Huttenlocher, who is chair of the board of directors of the MacArthur Foundation, was not involved in selecting the grant awardees.

In 2011, Estrin co-founded the nonprofit startup Open mHealth, an open-source software architecture that can use various types of small data to build customized applications addressing specific health conditions.

She said privacy considerations are an important part of her work, and believes it’s possible to leverage insights from digital traces without overly compromising individual privacy.

“The same data that is useful to help understand how someone is responding to a therapy or a drug is also data that can be very exposing about them. I am interested in developing new ways to put these data and technologies to use in a way that is more privacy-aware from the perspective of the user and context than is typical in our social media-dominated online lives,” she said.
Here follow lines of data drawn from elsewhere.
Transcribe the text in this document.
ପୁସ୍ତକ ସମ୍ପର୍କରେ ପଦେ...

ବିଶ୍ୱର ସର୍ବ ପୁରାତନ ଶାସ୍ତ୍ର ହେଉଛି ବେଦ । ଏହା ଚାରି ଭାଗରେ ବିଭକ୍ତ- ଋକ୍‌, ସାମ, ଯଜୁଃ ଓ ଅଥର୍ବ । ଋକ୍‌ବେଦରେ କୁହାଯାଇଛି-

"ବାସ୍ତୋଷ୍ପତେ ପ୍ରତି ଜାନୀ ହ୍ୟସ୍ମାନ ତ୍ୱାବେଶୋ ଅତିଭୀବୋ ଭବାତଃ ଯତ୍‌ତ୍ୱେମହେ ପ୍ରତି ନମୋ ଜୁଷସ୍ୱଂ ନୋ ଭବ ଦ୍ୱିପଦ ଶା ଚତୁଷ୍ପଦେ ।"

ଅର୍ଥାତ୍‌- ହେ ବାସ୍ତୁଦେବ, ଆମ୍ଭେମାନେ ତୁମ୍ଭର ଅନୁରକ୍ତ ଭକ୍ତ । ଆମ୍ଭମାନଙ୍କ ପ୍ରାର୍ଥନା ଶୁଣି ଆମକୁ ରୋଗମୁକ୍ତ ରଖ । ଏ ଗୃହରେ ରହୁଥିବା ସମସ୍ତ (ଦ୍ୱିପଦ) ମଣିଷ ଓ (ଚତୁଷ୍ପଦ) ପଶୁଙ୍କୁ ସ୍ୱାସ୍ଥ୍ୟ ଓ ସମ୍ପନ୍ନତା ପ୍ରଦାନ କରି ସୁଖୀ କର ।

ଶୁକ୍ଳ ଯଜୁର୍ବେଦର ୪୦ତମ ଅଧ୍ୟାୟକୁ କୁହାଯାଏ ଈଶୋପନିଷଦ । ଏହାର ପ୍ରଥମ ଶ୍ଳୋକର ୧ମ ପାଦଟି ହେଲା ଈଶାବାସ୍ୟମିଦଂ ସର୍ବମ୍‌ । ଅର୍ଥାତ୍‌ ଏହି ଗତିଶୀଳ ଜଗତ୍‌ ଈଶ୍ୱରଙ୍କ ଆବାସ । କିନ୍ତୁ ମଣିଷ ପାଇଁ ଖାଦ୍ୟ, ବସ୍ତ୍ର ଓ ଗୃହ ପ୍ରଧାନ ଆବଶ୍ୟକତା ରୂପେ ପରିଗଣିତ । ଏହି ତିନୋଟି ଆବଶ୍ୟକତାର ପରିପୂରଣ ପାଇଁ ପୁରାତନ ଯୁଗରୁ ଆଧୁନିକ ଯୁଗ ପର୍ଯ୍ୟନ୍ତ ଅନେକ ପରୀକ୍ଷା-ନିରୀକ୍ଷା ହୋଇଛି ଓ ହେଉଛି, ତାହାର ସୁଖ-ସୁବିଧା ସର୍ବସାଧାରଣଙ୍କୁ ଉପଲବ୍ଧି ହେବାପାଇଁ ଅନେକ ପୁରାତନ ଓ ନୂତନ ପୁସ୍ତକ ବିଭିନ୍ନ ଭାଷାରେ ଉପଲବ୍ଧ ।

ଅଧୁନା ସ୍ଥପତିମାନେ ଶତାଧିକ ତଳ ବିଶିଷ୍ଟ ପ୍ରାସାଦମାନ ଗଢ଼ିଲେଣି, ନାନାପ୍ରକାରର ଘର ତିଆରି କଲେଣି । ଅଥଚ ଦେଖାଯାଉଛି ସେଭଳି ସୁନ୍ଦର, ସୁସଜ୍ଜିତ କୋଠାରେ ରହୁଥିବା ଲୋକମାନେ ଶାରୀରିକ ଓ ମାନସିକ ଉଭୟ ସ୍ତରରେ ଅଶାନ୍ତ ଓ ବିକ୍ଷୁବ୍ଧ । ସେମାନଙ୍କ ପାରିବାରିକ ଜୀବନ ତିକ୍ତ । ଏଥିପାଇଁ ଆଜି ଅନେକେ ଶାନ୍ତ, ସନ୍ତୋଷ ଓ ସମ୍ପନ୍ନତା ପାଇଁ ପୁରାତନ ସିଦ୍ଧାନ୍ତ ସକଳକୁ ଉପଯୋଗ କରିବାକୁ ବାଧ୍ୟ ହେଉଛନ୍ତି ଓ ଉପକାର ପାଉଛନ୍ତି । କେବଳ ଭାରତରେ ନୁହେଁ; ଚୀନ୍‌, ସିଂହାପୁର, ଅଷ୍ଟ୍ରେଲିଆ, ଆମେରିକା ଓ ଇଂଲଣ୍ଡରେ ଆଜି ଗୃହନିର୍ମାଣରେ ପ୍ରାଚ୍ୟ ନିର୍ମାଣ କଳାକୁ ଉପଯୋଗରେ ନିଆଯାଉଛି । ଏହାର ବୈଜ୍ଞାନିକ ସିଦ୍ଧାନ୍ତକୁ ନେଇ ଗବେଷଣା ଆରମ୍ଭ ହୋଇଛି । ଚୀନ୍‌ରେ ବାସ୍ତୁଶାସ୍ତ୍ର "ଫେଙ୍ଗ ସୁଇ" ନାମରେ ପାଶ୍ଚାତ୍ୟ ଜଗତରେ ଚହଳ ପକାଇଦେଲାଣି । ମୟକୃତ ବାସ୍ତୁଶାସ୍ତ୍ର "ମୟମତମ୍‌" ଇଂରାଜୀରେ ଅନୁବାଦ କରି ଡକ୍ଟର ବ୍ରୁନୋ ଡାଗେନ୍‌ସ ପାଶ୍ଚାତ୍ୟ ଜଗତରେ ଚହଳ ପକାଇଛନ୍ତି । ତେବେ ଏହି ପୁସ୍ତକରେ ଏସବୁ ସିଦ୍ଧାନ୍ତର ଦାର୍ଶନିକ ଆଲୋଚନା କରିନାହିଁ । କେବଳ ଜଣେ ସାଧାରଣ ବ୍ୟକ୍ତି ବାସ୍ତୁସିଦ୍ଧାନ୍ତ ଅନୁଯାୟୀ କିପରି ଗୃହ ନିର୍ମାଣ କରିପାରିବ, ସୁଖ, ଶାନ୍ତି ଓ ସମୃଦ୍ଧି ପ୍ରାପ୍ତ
Estrin received her B.S. in electrical engineering and computer science from the University of California, Berkeley (1980) and her M.S. (1982) and Ph.D. (1985) in electrical engineering and computer science from the Massachusetts Institute of Technology. Before joining Cornell’s faculty in 2013, she was a professor in the computer science department at the University of California, Los Angeles. From 2002 to 2012, she was the founding director of the Center for Embedded Network Sensing, a National Science Foundation Science and Technology Center headquartered at UCLA.

“I’ve been working as a technologist throughout these amazing decades in which digital technology has evolved so much and become so pervasive. The opportunities for addressing societal needs have been plentiful, at the same time that the technology raises its own social challenges,” Estrin said.

At this point in her career, she said the award affords her the “license and impetus to really dig in, rather than take a back seat.” She hopes to use the recognition from the fellowship to put her ideas into wider practice.

“I believe we can use small data to make chronic disease prevention and management personalized, scalable and affordable, but it’s not as if you point this out to people and it becomes true,” she said. “I hope I can take advantage of this opportunity to really navigate what it’s going to take to make it true. To make it a reality, not just a possibility.”